Tutto dipenderà dai “frondisti” dichiarati o ancora in sonno del Pdl e dalle assenze strategiche in aula (tipo il segretario del Pri Nucara).
Il loro numero è la vera scommessa del voto di oggi.
Perchè se non si verificherà la tanto annunciata slavina del Pdl e la partita si giocherà sul filo di un voto, a favore o contro Berlusconi, allora il premier avrà altre ragioni per resistere un giorno o una settimana in più.
Ieri in un Transatlantico praticamente deserto, nonostante la seduta pomeridiana, alcuni calcoli dei peones finivano con un pareggio 313 sì e 313 astensioni.
Scenari teorici, che dovranno fare i conti con la notte di trattative che si è aperta ieri sera quando B. è ritornato a Palazzo Grazioli, la sua residenza privata nella Capitale.
L’agenda prevede incontri e telefonate con tutti i ribelli, da quelli della lettera dell’Hassler (in particolare Bertolini, Stracquadanio e Antonione) a quelli già usciti e passati con l’Udc (la Carlucci e la D’Ippolito).
In ogni caso, secondo la prima cerchia del premier , stasera dopo il voto B. andrà al Quirinale per annunciare la sua road map: presentarsi in Parlamento per chiedere la fiducia sui provvedimenti chiesti dalla Ue.
In ballo c’è il maxiemendamento alla legge di stabilità .
Ma la frase riferita a Libero, “porrò la fiducia sulla lettera a Ue e Bce”, ha fatto nascere un nuovo mistero che aumenta il caos di queste ore.
Berlusconi potrebbe andare in Parlamento con “la lettera” e non con il maxiemendamento e puntare sulle divisioni dell’opposizioni in nome dell’emergenza nazionale. Non solo.
Dove andrà prima? Al Senato o alla Camera?
A Palazzo Madama, dove il vantaggio del centrodestra non è in discussione, l’attività riprenderà la prossima settimana e immaginare altri sette giorni in balia dei mercati e dello spread è da folli.

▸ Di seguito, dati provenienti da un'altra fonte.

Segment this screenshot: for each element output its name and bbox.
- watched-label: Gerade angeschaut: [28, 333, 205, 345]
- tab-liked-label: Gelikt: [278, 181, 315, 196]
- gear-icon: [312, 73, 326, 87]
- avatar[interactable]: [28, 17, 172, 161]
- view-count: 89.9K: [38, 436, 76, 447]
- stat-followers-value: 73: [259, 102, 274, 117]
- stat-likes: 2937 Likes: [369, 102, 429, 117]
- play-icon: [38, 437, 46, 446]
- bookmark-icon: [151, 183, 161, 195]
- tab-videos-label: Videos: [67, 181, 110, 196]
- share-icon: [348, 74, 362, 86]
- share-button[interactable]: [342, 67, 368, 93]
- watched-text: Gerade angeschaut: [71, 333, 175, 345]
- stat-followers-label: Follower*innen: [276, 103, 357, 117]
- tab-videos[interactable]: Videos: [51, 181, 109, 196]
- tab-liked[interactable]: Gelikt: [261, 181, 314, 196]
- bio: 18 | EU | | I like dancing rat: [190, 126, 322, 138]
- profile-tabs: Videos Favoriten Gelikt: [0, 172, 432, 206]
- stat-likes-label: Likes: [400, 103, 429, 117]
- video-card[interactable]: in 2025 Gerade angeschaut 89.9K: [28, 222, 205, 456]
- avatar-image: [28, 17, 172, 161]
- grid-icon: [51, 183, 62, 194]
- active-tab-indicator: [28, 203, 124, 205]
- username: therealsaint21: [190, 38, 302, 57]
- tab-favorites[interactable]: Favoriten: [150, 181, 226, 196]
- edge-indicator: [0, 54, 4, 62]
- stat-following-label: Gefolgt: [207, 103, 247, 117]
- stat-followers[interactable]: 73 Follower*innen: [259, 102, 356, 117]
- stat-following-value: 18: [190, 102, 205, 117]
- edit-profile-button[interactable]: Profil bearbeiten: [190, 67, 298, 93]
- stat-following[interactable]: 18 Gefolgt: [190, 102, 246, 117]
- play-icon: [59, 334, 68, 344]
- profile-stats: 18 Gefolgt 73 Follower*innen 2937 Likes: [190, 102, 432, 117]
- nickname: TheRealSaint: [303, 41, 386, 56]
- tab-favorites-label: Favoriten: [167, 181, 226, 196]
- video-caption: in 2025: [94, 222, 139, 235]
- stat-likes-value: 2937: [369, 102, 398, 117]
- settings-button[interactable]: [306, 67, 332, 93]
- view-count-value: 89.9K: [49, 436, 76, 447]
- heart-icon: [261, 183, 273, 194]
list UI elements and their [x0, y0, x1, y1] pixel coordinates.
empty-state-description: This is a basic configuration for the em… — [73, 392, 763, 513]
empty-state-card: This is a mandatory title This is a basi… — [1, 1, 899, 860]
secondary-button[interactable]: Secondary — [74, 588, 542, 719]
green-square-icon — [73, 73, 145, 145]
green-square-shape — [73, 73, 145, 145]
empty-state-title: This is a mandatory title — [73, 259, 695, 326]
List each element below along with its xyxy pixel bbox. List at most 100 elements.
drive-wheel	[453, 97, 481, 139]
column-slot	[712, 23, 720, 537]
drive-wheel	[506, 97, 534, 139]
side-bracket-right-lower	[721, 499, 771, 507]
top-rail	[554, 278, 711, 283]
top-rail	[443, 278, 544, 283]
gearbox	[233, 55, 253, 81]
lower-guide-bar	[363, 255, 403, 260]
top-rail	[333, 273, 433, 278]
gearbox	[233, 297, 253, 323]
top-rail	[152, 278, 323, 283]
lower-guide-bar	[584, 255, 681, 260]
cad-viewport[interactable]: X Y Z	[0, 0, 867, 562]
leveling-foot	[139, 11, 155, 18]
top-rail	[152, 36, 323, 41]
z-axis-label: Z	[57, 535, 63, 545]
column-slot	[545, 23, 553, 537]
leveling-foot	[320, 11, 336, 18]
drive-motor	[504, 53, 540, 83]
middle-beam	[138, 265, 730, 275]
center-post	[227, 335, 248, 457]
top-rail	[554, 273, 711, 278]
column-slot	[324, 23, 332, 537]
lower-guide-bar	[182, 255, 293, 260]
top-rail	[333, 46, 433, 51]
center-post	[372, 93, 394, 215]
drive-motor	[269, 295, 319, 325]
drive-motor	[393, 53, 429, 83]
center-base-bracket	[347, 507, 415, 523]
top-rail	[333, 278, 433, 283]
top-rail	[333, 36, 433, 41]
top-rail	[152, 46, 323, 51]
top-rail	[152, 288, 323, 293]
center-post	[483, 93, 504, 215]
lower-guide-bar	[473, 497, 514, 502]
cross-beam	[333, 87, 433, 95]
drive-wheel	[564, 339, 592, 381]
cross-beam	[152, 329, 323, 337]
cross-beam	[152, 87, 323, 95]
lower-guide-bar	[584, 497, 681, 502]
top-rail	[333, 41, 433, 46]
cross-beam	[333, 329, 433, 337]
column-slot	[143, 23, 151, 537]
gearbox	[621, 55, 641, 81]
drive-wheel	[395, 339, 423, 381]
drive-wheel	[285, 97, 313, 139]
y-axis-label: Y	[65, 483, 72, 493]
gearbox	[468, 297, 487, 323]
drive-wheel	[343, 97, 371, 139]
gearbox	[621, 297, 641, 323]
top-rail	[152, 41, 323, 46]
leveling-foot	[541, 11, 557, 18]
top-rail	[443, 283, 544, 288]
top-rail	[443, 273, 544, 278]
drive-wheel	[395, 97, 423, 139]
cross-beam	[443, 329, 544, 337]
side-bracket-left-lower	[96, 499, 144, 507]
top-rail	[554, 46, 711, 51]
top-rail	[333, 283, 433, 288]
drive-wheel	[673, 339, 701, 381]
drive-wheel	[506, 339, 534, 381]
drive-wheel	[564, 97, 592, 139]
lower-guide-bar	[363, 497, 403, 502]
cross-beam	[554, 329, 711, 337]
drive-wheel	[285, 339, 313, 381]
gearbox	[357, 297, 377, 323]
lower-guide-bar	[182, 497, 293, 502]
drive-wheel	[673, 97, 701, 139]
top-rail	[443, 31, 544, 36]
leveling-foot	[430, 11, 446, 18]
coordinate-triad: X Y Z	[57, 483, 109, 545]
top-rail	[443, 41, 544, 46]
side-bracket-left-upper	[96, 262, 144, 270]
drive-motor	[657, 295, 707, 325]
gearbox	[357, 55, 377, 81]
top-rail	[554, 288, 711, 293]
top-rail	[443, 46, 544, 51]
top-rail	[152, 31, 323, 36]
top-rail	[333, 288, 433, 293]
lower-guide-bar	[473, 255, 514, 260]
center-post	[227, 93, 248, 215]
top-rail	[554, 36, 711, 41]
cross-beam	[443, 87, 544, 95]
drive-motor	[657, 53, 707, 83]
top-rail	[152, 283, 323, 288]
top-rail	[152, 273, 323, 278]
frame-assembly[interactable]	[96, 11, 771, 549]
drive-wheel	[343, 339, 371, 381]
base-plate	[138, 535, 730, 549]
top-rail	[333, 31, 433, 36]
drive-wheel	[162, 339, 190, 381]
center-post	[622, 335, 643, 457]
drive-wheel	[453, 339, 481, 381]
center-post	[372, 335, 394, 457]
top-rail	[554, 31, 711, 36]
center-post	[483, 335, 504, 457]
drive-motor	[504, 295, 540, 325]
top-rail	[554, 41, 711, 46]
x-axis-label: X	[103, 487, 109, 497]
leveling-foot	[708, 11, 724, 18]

Soprattutto se la maggioranza dovesse diventare minoranza nel voto di oggi sul rendiconto: cosa farebbe in questo caso il capo dello Stato?
La tesi di andare prima al Senato è propugnata da chi vorrebbe un B. dimissionario dopo la fiducia incassata a Palazzo Madama.
Una prova difficile da reggere. Più probabile, allora, che il governo vada al giudizio di Dio a Montecitorio già questa settimana: domani le comunicazioni del Cavaliere, giovedì la fiducia.
Il “non mollo” di B. non ha affatto diminuito la varietà di scenari alternativi. Liquidato il governo Letta, prende corpo la candidatura del presidente del Senato Schifani, in caso di “altra personalità del Pdl”.
Ma il vero obiettivo da contrastare, per il premier, è l’esecutivo tecnico di Mario Monti, economista della Bocconi ed ex eurocommissario.
Soltanto che il varo del governo Monti avverrebbe solo con un certo margine di vantaggio, grazie alla presunta fuga del Pdl.
Ma se questo non accade, a partire da oggi, Berlusconi dirà a Napolitano che nemmeno l’opposizione ha i numeri.
Un gioco allo sfascio per arrivare alle elezioni anticipate nel 2012.